Iphigenia wiped her hands on her black dress; the dirt on her hands left behind lines of mud as it blended with the droplets offered by the splashing of the Ionian. ‘I know you well. You’re not one for much commotion. Also, you’re not one to miss a spring sunset from Saint Mary’s island. One look at the clear sky above and I did not even bother to go look for you at your church.’
Father Gregory’s thick beard was lifted by a sincere wide smile.
‘Come in,’ he said and sauntered back up the path. ‘What is on your mind?’ he asked as he stood by the door, waiting for her to enter the high-ceiling church. Iphigenia fought back tears as she did the sign of the cross upon her body and made her way to the first row of wooden stools. ‘Must be hard to find joy in our liberation, but you must rest assure that your boys are by our creator’s side. Jesus once said …’
‘It’s not my boys that I worry about, Father. It’s Giorgo,’ she interrupted him.
Father Gregory sat down by her side. He placed his hand on her trembling fingers. Iphigenia took a deep breath and sighed. ‘I think he is going to do something crazy. I think he is going to take his own life. He will not listen to me. I feel his demons lingering in our house, in his head. You must talk to him!’
*****
The following day, the bright Mediterranean sun found Greece nearly double in size. White smiles glowed on people’s olive-skinned faces. Freedom, that once-elusive dream, was theirs to relish and savor. Tears fell from Father Gregory’s green eyes as he praised Jesus for the euphoria of the people in his town. He ambled uphill through stone cottages and wished a good morning to all that greeted him. Children’s laughter filled the air as they ran by him waving Greek flags. Soon, Father Gregory was leaning on the rusty gate of Iphigenia’s home. He heard her shout out to her husband. ‘Giorgo, I’m off to my aunt’s.’

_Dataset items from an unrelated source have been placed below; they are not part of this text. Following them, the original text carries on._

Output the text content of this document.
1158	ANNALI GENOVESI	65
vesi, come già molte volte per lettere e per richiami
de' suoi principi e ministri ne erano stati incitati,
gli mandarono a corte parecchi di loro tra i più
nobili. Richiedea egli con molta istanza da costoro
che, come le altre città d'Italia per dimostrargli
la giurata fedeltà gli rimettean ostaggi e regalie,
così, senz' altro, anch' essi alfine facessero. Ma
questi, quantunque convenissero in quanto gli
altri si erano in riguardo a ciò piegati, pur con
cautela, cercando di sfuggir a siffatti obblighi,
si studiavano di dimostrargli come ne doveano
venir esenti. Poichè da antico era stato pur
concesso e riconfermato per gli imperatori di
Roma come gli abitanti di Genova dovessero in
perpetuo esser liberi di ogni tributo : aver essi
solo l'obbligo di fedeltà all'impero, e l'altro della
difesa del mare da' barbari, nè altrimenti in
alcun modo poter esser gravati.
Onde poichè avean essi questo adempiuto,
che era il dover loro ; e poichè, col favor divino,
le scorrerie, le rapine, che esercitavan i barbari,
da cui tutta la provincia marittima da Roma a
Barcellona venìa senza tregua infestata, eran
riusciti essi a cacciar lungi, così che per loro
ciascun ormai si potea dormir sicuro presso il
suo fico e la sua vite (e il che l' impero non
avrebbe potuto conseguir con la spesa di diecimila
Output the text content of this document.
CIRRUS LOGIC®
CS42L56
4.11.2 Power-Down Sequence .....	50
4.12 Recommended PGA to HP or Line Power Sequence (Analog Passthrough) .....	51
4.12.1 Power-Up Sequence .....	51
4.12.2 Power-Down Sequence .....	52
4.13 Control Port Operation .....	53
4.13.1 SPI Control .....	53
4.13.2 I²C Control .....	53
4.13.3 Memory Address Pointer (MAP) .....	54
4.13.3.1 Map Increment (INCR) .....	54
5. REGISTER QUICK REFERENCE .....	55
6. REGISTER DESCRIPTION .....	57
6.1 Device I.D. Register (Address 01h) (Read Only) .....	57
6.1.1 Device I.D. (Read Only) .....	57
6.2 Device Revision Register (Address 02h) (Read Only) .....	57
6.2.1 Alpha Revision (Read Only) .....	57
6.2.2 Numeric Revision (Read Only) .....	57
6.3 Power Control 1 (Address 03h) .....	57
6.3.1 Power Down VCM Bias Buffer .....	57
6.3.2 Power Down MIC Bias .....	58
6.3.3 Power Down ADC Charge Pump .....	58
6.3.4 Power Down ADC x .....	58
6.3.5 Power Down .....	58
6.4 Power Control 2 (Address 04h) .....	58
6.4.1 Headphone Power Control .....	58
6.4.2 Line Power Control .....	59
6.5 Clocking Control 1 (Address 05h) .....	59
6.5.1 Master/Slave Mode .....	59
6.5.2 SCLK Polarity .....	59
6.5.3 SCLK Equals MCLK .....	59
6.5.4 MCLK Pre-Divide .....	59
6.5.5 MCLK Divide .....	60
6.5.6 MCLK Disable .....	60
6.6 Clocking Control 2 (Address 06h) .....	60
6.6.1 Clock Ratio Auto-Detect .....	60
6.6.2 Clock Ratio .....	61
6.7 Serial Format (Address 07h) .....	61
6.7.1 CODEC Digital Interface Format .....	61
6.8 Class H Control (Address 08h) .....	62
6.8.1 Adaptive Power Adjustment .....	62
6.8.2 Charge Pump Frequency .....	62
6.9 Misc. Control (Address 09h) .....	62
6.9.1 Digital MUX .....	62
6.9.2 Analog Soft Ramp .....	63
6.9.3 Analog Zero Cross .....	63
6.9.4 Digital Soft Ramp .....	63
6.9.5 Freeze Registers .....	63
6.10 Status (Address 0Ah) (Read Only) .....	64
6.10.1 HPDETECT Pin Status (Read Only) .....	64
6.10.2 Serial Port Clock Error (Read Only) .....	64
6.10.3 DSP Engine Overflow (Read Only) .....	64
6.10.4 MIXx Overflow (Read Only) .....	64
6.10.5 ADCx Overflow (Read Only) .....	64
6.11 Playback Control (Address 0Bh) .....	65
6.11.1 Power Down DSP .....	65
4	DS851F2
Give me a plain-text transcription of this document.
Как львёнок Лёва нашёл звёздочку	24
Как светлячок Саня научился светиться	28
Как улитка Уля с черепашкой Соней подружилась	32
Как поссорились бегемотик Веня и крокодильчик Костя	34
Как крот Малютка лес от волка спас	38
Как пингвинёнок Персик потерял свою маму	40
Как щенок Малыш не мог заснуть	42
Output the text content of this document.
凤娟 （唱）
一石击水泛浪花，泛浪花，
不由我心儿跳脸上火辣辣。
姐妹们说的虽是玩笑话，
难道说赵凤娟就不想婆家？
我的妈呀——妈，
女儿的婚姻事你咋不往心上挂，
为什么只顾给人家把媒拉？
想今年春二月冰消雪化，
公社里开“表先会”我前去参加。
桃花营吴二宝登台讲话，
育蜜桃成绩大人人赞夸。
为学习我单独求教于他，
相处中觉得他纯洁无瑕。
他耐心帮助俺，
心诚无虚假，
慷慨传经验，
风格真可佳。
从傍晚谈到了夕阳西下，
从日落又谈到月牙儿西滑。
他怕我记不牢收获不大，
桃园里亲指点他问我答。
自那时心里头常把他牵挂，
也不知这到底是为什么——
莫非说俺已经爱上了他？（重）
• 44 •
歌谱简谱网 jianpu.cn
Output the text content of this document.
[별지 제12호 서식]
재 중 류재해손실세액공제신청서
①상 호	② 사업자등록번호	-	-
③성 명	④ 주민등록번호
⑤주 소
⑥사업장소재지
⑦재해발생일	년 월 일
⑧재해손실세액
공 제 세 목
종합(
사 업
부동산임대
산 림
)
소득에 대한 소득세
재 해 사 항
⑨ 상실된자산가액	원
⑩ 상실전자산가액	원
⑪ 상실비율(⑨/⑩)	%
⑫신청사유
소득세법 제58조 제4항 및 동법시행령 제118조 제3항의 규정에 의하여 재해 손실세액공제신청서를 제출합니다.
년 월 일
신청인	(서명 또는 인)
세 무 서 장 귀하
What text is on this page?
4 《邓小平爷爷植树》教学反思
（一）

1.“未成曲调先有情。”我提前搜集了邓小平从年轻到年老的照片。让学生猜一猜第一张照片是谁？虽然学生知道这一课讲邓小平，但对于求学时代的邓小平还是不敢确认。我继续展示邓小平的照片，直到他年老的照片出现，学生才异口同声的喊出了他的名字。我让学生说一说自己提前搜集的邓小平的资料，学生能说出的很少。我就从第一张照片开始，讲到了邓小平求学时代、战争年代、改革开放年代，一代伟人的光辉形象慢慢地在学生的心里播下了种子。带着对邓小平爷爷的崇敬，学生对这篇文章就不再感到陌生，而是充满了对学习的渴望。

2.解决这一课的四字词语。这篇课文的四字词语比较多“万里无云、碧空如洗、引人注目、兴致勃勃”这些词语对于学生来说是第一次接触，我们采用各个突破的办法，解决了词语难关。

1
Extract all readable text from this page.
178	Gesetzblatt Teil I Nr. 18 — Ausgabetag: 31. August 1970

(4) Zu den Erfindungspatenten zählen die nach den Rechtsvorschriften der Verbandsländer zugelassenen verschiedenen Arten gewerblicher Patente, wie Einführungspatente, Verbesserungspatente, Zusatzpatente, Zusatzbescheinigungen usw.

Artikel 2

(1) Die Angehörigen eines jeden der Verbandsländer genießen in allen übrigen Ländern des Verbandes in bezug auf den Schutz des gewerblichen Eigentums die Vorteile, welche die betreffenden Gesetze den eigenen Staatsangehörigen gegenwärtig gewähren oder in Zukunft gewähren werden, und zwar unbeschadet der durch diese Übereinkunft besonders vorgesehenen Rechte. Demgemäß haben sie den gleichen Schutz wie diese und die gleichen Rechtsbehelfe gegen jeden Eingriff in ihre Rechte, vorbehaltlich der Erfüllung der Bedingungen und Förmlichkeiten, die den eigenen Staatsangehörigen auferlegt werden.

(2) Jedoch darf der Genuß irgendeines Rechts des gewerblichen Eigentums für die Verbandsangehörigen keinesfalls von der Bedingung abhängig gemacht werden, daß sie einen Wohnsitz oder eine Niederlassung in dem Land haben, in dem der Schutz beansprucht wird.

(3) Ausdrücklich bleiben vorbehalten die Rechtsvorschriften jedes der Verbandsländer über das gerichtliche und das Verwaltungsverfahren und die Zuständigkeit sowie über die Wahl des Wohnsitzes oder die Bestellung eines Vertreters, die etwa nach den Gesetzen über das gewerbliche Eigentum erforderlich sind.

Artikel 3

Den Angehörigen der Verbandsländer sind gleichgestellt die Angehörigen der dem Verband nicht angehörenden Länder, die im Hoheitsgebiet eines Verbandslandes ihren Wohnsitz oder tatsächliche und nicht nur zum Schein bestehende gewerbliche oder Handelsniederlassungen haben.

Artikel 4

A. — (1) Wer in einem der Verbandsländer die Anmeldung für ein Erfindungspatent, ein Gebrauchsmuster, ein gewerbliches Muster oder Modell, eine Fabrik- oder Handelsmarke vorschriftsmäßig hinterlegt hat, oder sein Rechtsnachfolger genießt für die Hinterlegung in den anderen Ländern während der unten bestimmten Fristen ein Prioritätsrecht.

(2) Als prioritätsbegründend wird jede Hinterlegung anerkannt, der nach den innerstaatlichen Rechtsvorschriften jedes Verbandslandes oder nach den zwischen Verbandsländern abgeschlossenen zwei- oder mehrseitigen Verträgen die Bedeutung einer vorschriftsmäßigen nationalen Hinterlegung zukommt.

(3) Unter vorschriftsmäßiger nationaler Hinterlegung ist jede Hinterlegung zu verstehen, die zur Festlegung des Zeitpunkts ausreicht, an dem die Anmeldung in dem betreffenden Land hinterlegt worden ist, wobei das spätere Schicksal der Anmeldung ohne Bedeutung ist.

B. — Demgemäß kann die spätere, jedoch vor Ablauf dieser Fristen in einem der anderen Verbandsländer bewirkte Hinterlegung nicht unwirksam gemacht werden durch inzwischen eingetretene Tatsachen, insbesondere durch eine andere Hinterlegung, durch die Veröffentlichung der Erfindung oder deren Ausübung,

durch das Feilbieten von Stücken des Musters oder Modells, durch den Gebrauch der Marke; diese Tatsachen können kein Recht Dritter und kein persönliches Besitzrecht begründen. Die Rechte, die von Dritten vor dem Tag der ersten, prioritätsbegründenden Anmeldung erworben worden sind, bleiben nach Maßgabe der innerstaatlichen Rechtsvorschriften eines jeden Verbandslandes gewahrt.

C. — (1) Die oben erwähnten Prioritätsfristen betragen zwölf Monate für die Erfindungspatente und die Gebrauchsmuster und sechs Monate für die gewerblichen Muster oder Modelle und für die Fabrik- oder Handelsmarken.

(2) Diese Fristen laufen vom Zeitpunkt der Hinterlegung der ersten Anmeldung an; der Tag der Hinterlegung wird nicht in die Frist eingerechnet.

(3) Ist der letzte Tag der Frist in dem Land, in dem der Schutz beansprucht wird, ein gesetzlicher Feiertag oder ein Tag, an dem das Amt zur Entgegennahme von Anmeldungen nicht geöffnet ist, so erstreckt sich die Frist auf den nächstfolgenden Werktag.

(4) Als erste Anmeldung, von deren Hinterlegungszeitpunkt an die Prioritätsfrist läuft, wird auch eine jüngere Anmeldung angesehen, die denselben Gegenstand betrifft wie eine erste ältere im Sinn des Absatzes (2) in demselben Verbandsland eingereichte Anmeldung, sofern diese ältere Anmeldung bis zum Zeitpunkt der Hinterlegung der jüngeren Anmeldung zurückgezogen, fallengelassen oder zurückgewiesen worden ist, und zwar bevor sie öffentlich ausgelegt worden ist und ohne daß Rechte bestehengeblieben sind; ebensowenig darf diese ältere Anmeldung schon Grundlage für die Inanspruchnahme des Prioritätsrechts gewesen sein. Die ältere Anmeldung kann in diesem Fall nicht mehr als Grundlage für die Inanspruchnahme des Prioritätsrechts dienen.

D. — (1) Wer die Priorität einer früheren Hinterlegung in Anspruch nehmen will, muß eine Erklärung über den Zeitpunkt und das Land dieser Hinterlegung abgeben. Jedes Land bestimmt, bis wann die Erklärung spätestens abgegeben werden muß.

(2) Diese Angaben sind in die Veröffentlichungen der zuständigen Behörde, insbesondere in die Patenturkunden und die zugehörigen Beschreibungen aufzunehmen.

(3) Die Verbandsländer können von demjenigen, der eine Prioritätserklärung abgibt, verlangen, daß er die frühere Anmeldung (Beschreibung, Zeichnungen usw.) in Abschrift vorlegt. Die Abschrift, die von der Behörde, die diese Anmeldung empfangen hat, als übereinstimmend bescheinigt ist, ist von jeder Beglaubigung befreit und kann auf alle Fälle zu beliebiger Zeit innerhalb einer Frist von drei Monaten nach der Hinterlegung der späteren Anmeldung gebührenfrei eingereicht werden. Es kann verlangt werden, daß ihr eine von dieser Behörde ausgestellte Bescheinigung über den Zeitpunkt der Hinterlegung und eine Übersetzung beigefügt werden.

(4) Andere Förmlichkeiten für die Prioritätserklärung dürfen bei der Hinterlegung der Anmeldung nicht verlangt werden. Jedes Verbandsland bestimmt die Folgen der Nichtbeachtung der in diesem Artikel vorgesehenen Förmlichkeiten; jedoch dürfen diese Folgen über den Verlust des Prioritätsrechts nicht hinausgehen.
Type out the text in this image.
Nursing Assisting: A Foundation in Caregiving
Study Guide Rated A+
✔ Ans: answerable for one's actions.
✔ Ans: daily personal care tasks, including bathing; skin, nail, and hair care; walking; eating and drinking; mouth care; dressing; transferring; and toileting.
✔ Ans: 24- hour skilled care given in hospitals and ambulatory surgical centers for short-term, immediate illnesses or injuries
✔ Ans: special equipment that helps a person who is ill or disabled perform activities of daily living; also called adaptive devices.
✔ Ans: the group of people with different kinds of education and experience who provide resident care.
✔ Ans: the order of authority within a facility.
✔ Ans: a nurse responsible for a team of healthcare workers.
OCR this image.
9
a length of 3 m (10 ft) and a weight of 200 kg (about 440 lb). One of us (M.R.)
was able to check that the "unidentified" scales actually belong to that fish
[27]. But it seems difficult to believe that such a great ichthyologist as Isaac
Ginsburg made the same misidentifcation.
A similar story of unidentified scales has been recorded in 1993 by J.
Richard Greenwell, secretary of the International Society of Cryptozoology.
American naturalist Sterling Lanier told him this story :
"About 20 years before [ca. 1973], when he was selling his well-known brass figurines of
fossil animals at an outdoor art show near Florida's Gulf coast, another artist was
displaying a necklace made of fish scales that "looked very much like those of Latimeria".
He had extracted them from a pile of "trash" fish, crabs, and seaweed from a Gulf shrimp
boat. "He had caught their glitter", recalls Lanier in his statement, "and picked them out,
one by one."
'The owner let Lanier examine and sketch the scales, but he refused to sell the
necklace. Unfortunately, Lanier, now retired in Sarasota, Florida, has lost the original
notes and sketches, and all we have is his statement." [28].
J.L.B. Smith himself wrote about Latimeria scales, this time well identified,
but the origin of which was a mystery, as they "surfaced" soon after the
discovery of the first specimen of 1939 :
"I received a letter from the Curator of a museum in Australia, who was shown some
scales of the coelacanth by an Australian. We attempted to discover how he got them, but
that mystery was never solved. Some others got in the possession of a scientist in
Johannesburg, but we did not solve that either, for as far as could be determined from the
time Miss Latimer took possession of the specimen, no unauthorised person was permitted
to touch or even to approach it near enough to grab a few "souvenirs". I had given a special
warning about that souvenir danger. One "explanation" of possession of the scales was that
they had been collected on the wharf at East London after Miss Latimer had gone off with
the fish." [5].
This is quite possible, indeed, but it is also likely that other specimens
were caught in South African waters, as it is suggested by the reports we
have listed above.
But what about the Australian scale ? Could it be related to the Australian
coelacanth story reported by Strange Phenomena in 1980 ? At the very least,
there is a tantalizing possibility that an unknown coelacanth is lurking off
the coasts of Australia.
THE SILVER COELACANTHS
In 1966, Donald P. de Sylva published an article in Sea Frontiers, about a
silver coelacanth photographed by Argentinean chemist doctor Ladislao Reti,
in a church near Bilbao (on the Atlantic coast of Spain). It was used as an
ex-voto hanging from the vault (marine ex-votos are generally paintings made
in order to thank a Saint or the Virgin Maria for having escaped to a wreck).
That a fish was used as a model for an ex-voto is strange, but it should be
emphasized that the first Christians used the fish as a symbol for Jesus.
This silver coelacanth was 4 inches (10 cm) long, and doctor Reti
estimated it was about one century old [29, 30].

Iphigenia forced a smile as she nodded to him. ‘Don’t worry,’ he managed to say as she sprinted off down the street. Father Gregory closed the gate behind him and paused to enjoy two merry swallows building their nest in the corner above the front door. He never married. He never truly understood why. Every time his parents mentioned a good Christian girl to him, he would come up with an array of excuses. Now, at thirty-seven, with his parents deceased and Greece a free country, he felt lonelier than ever.
‘Good morning, Giorgo,’ he said in a cheery voice as he popped his head through the open front door.
‘What’s so good about it?’
Father Gregory swallowed the lump forming inside his throat and entered the gloomy living room. The stuffy air housed the smoke from Giorgo’s cigarettes, and the closed shutters blocked out the singing from the spring birds outside. He took out his Bible and sat by the sad man’s side. He opened the Good Book. Nehemiah 8:10.